Dalam perkembangannya, pendekatan strukturalisme dianggap terlalu mementingkan objek, menolak subjek, dan antihumanis, karena melepaskan karya dari sejarah sosial budaya yang merupakan asal-usulnya. Sebab itu, munculah strukturalisme dinamik yang merupakan pengembangan strukturalisme murni.

Pendekatan yang dikemukakan pertama kali oleh Mukarovsky dan Vodicka ini menganggap bahwa karya sastra merupakan proses komunikasi, fakta semiotik, yang terdiri atas tanda, struktur, dan nilai- nilai. Untuk memahami maknanya, karya sastra harus dikembalikan pada kompetensi penulis, masyarakat yang menghasilkan, dan pembaca sebagai penerimanya. Oleh karena itu, menurut Sayuti (1994), pengkaji sastra dengan pendekatan stukturalisme dinamik sekurang-kurangnya bertugas untuk menjelaskan karya sastra sebagai struktur berdasarkan unsur-unsur pembentuknya, dan kaitan antara pengarang, realitas, karya sastra, dan pembaca sebagai apresiatornya.

Salah satu ciri kesusasteraan terutama yang modern adalah usahanya untuk selalu menyimpang dari konvensi, menciptakan sesuatu yang baru, sehingga sistem sastra tidak pernah stabil (Teeuw, 1978).
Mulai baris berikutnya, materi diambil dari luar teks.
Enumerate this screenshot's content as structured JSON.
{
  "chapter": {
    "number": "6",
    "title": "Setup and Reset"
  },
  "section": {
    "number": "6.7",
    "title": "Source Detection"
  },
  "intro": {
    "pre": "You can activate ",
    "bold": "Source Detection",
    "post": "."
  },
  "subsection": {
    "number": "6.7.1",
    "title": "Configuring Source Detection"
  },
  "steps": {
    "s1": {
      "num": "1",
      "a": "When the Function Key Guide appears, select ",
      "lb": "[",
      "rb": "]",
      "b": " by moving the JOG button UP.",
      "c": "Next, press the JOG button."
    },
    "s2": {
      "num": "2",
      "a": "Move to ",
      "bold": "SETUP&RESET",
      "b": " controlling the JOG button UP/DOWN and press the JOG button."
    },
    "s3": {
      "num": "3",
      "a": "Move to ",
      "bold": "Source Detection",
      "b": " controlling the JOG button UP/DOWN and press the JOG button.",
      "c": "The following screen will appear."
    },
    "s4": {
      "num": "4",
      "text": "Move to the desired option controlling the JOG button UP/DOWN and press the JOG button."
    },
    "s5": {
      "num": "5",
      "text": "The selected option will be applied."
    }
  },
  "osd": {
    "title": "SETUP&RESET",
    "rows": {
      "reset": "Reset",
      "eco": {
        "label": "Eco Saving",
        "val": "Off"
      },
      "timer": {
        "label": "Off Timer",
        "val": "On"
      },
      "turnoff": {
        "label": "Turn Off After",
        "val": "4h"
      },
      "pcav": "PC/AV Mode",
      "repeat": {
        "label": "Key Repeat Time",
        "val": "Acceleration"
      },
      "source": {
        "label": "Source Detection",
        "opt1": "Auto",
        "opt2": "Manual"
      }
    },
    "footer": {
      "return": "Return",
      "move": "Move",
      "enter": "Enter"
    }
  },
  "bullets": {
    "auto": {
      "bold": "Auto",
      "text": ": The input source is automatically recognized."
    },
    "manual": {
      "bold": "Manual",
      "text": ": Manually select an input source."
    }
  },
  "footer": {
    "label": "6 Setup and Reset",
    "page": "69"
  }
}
Dalam konteks ini Goldman (1977) menyatakan, bahwa realitas manusia itu tampil sebagai proses dua sisi yakni destrukturasi struktur-struktur yang lama dan strukturasi totalitas-totalitas yang baru. Karena itu bagi Goldman (1981) struktur-struktur itu tidak dapat dipelajari terpisah dari perkembangannya.

Dengan demikian baik Teeuw maupun Goldman keduanya mengakui bahwa suatu wujud itu mempunyai struktur, tetapi merupakan struktur baru yang dalam pembentukannya tidak terpisahkan dari struktur-struktur yang ada sebelumnya. Konsep pemahaman itulah yang kemudian dikenal sebagai strukturalisme dinamik (Teeuw, 1978). Munculnya struktur baru itu dari konteks konvensi menurut Teeuw menimbulkan atau memberikan efek kejutan, sedangkan bagi Goldman (1981) merupakan hasil usaha manusia untuk mengubah dunia agar diperoleh keseimbangan yang lebih baik dalam hubungannya dengan alam.

Strukturalisme dinamik adalah model semiotik yang memperlihatkan hubungan dinamik dan tegangan yang terus-menerus antara keempat faktor yakni pengarang, karya, pembaca dan realitas atau kesemestaan (Teeuw, 1984; bandingkan Abrams, 1976). Oleh karena itu, dapat dikatakan bahwa strukturalisme dinamik merupakan embrio lahirnya teori semiotik dalam pengkajian karya sastra.